🤖 AI Summary
This study addresses the limitation of existing language models and personality datasets, which predominantly focus on users’ static traits while neglecting the influence of dynamic psychological states in interactive contexts. Grounded in state-trait theory, the authors construct and publicly release the Chameleon dataset, comprising 5,001 psychological profiles of 1,667 Reddit users across multiple situational contexts.
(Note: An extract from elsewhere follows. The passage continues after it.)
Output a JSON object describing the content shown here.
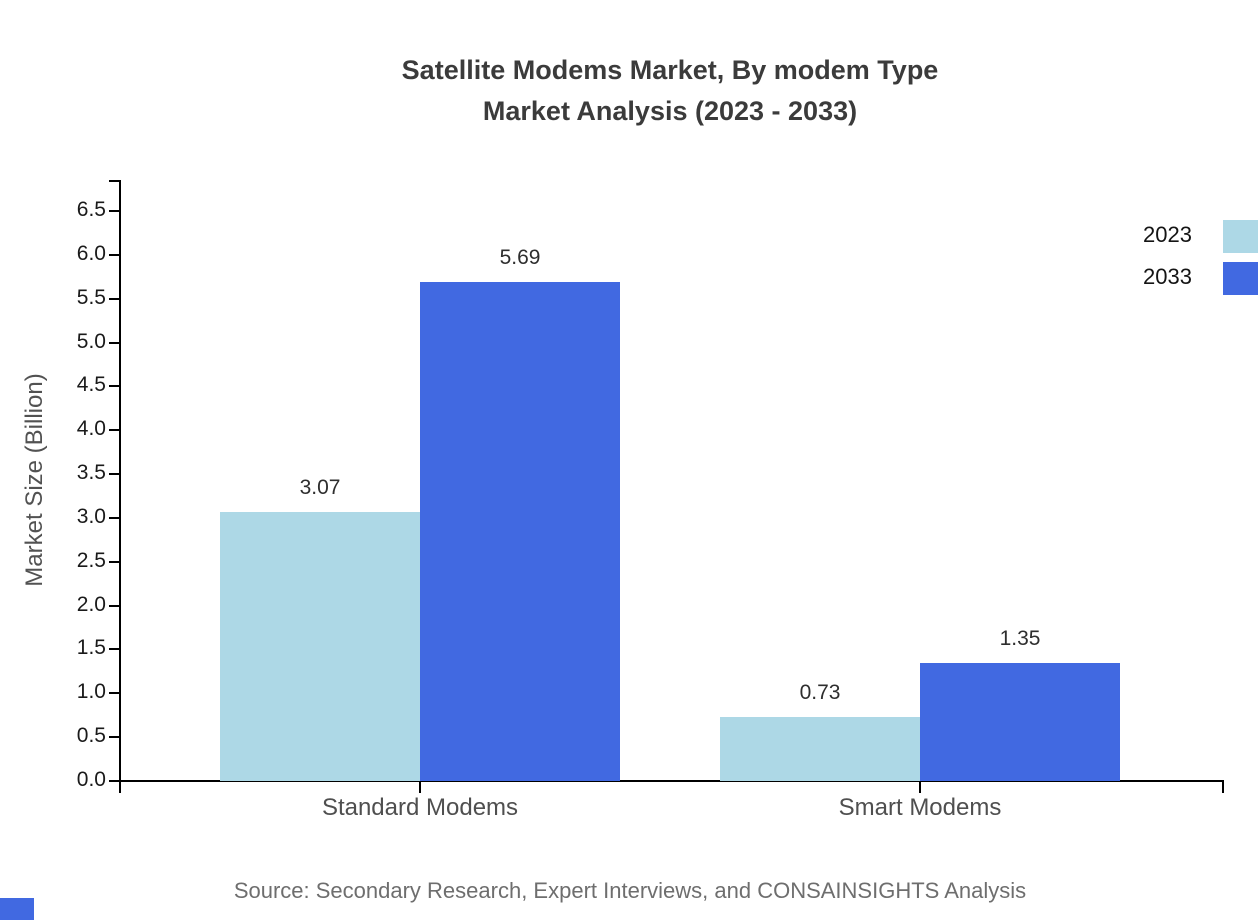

Leveraging psychometric methods and variance decomposition, they quantitatively demonstrate for the first time that 74% of behavioral variability stems from transient states rather than stable traits. Further evaluation of mainstream large language models and reward models reveals a pervasive “state blindness” in the former and inconsistent preference patterns in the latter when responding to identical psychological states, underscoring the critical need to incorporate dynamic state modeling in conversational AI systems.
📝 Abstract
User interactions with language models vary due to static properties of the user (trait) and the specific context of the interaction (state). However, existing persona datasets (like PersonaChat, PANDORA etc.) capture only trait, and ignore the impact of state. We introduce Chameleon, a dataset of 5,001 contextual psychological profiles from 1,667 Reddit users, each measured across multiple contexts. Using the Chameleon dataset, we present three key findings. First, inspired by Latent State-Trait theory, we decompose variance and find that 74\% is within-person(state) while only 26\% is between-person (trait). Second, we find that LLMs are state-blind: they focus on trait only, and produce similar responses regardless of state. Third, we find that reward models react to user state, but inconsistently: different models favor or penalize the same users in opposite directions. We release Chameleon to support research on affective computing, personalized dialogue, and RLHF alignment.